Through his research, Professor Anderegg previously discovered that some plants are built to slow down the movement of water to help minimize water loss when it is hot and dry. Other plants, however, have a system that is much more conducive to the movement of water, including large openings on their leaves.
In past studies, Professor Anderegg examined how these traits may impact the ability of trees and forests to endure drought conditions. For the current study, the researchers set out to investigate how these traits may affect the drought itself.
“We’ve known for a long time that plants can affect the atmosphere and can affect weather,” said Professor Anderegg. The water that is drawn out of the soil by plants and trees is released into the atmosphere as water vapor. In the Amazon rainforest, for example, an excess of water vapor can jumpstart precipitation.
At 40 sites around the world, the team used instruments to collect data on the flow of heat, water, and carbon in and out of the air. The researchers also noted which tree species were most prevalent around the instruments. By comparing this information with a database of tree traits, the experts were able to determine which traits corresponded with droughts becoming more intense.
The first trait that was identified was the maximum leaf gas exchange rate, or the rate at which leaves can pump water vapor into the air. The second trait that most often correlated with more intense droughts was water transport, or how much water the tree can move to the leaves.

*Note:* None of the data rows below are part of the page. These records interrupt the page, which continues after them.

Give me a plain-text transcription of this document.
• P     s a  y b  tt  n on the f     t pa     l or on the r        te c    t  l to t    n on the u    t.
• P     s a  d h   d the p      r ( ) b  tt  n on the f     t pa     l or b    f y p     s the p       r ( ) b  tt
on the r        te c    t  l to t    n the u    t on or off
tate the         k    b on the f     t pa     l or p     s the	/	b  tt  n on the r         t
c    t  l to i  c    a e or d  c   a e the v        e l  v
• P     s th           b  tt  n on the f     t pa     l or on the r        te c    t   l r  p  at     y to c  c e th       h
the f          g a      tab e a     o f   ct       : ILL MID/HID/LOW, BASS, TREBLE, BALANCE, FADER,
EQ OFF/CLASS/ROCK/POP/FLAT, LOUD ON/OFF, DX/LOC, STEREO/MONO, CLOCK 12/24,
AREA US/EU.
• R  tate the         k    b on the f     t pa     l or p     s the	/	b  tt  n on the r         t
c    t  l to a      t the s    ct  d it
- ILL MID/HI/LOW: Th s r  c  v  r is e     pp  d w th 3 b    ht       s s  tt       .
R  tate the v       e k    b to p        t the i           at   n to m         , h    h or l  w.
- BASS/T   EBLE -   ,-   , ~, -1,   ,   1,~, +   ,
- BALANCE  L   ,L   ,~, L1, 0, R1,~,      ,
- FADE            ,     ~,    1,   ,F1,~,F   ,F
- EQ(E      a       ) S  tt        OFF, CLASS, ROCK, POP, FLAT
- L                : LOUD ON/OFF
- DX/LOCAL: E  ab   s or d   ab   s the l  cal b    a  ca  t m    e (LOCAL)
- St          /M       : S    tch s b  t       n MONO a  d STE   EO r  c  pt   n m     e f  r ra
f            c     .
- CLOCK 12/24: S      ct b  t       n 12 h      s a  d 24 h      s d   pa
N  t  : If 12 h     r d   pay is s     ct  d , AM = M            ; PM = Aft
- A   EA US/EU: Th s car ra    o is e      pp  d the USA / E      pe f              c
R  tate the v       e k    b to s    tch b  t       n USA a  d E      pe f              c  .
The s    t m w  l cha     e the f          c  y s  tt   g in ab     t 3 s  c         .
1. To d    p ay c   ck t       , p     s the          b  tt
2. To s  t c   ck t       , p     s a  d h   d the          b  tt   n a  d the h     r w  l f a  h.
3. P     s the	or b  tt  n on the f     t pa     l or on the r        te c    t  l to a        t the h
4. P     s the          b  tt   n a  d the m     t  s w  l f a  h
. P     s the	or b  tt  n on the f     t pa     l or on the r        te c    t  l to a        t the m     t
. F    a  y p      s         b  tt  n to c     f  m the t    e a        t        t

The study revealed that in cooler regions, trees slowed down their water usage in response to declining soil moisture. In hotter climates, however, some plants and trees with high water transport and leaf gas exchange rates worked harder to keep cool when the soil got dry. As a result, they lost more and more water while depleting the remaining soil moisture.
“You end up getting to these conditions that are hotter and drier much faster with those plants than with other plants,” said Professor Anderegg.
Although hotter climates have more plants with these water-intensive traits, some plant species can intensify drought conditions regardless of the climate. “Failing to account for this key physiology of plants would give us less accurate predictions for what climate change is going to mean for drought in a lot of regions.”
The study is published in the journal Proceedings of the National Academy of Sciences.